In conjunction with a focus on the Jews’ suffering during the Holocaust, a writer or filmmaker often raises the question as to whether hope is still possible after such experiences. It’s not a question that goes away, because since World War II there have been other holocausts, which we now usually call genocides. The writer Anita Diamant was intrigued to learn about Jews “escaping” in 1945 from a camp. But the camp was a detainee camp, not a concentration camp. It was in British occupied Palestine, the land that is now Israel.
The League of Nations had charged Great Britain to make Palestine a home for Jews in 1922, but by the end of World War II, Britain refused the flood of Jewish refugees coming to Palestine from Europe. There were some 250,000 of them who made their way secretly by ship from Europe to Palestine. Many were immediately sent back to Europe, but some were kept in camps on the island of Cyprus. Others were held in Atlit detention camp in Palestine, south of Haifa. It was from this camp that members of the Jewish underground movement against British occupation organized the “breakout” of 208 refugees to a nearby kibbutz. When the British soldiers caught up with them, the kibbutz refused to give them up and local school children and residents came and demonstrated in front of the camp in a gesture of solidarity for the refugees’ plight. In the face of the adverse publicity, the British relented and these refugees were allowed to relocate in Palestine.
There are some ironies in how the British ran Atlit, circumstances that recall the “final solution”. Some were transported from the ship to Atlit in boxcars, the camp had barbed wire and a guard tower, and when they arrived they had to strip and go into the showers for delousing. Diamant shows us how traumatic these conditions could be, and yet how at the same time things like the food, the space between bodies, and lumpy mattresses were welcome.
As in The Red Tent, her novel about Dinah of the Old Testament, Diamant wants to bring to light the role of women in history and to investigate any insight that their female perspective can shed for us on historical events. She has crafted a novel of four main female characters who have come from their separate hells to arrive in Atlit. One was a partisan fighter, one a concentration camp survivor, another was hidden by a Dutch farmer, and the other was taken in by a neighbor in Paris who ran a brothel. They all have their hidden devils and unassuaged grief to carry. As Leonie, the former prostitute, sees it, they each walk balancing their heavy load like a native bearer, keeping it "exquisitely balanced."
I found the book absorbing in its evocation of the camp, of the difference between the new arrivals and the old, between the refugees and the Palestinian Jews there to help them, between the British soldiers and the resistance fighters. There are so many snapshots in the book that it takes some effort to connect the background material that Diamant casually offers to slowly build the past lives of the main characters. While there is renewed hope - in a possible relationship, in helping take care of children, in feeding people on a special occasion - mostly the inhabitants weep or show off to each other. There are parts of them frozen by what they went through and what they witnessed.

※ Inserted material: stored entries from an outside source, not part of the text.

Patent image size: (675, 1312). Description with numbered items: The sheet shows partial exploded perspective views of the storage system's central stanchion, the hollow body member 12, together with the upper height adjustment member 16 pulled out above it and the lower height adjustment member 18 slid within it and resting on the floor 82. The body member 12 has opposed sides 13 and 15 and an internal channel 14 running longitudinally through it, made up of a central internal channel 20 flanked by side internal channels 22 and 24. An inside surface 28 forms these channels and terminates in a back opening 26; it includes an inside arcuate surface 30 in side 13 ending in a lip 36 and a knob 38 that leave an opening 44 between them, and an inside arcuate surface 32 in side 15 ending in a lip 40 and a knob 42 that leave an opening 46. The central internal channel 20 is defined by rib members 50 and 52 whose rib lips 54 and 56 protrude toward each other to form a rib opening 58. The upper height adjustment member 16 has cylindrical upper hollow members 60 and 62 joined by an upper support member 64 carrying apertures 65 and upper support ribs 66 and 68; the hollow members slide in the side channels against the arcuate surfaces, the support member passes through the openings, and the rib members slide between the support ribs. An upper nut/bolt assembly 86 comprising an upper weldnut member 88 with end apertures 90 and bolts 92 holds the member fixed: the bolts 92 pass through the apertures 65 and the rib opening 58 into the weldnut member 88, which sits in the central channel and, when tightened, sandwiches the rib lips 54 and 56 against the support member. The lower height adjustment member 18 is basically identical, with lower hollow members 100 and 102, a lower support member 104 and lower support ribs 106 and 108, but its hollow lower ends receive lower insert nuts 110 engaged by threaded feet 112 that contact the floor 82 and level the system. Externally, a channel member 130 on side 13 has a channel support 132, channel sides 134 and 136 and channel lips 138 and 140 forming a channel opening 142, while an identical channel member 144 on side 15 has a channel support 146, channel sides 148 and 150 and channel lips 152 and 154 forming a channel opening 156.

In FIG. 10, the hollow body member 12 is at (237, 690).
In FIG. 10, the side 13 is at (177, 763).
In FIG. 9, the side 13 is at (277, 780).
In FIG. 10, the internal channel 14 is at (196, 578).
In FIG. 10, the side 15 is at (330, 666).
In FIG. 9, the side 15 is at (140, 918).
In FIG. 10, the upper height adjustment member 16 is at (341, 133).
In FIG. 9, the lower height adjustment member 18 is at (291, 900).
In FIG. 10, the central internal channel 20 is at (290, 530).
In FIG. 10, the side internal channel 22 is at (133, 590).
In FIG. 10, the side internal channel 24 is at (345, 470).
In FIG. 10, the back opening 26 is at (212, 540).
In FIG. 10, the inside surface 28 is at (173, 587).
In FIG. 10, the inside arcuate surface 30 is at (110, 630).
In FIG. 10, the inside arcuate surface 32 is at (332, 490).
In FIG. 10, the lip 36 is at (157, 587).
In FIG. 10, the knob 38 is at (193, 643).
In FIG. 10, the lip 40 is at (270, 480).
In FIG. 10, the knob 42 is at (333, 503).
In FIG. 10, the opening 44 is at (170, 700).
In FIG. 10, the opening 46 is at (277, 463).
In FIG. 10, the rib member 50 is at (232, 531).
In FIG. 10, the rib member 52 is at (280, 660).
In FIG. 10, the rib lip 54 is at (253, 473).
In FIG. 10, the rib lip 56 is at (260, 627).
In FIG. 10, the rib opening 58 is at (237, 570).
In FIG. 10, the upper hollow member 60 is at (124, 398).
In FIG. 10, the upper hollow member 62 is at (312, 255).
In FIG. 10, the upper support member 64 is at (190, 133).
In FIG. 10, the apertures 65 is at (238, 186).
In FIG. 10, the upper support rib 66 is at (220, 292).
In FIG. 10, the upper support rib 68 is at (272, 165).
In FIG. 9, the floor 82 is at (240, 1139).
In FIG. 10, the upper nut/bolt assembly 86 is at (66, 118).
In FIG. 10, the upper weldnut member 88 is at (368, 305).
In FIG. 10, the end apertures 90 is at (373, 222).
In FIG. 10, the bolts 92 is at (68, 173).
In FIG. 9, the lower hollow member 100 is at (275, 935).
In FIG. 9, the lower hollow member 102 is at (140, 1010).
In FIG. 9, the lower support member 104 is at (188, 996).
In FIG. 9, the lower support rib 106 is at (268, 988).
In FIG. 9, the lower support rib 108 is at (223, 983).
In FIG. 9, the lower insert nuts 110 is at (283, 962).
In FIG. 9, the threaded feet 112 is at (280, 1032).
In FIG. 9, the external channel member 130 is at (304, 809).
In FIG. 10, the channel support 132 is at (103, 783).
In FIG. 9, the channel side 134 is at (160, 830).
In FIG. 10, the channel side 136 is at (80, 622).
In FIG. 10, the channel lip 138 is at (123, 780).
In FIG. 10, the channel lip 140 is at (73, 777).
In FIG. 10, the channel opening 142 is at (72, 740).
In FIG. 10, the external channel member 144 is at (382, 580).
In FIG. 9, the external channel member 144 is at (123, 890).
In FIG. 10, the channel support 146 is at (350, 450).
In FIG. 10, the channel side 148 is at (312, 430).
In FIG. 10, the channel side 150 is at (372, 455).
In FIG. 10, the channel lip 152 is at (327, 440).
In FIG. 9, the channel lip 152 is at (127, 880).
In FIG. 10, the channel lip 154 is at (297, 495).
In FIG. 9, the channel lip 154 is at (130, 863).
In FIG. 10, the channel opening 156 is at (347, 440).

The resistance fighter is defeated inside by her almost certain knowledge that her mistakes in the field caused her comrades’ death. The girl in the brothel learned to please her German customers but was brutalized anyway, finally running for help to a nearby convent. You might wonder why she didn’t run before this – she had to be beaten down and stripped of any special consideration that she had won for herself. The camp survivor has vowed never again to praise God, not a God that killed her family and all of her existence. The Dutch girl had been “hidden”, but was used to provide sex for a Dutch farmer and his friends. She finally told his wife and was turned over to the Gestapo the next day. She escaped with others through a hole in a cattle car and returned to Amsterdam, to learn, as she had already guessed, that her entire family was dead.
Diamant calls the book Day after Night, but what she shows us is how the night lingers on. The escape to the kibbutz provides some drama for an ending, but the book doesn’t generate real momentum on its own. None of the women really change, except the camp survivor. She begins to venture out of her shell, by extending sympathy to a young boy.
What the book finally feels like is a crafted concoction, with the politics and realities parceled out in small quantities, to seem like “real life”, because everything is understated. But Diamant shouldn’t be so careful to avoid life head on. The dramas that we live come and confront us, and our changes encompass more than just the weight of remembering them.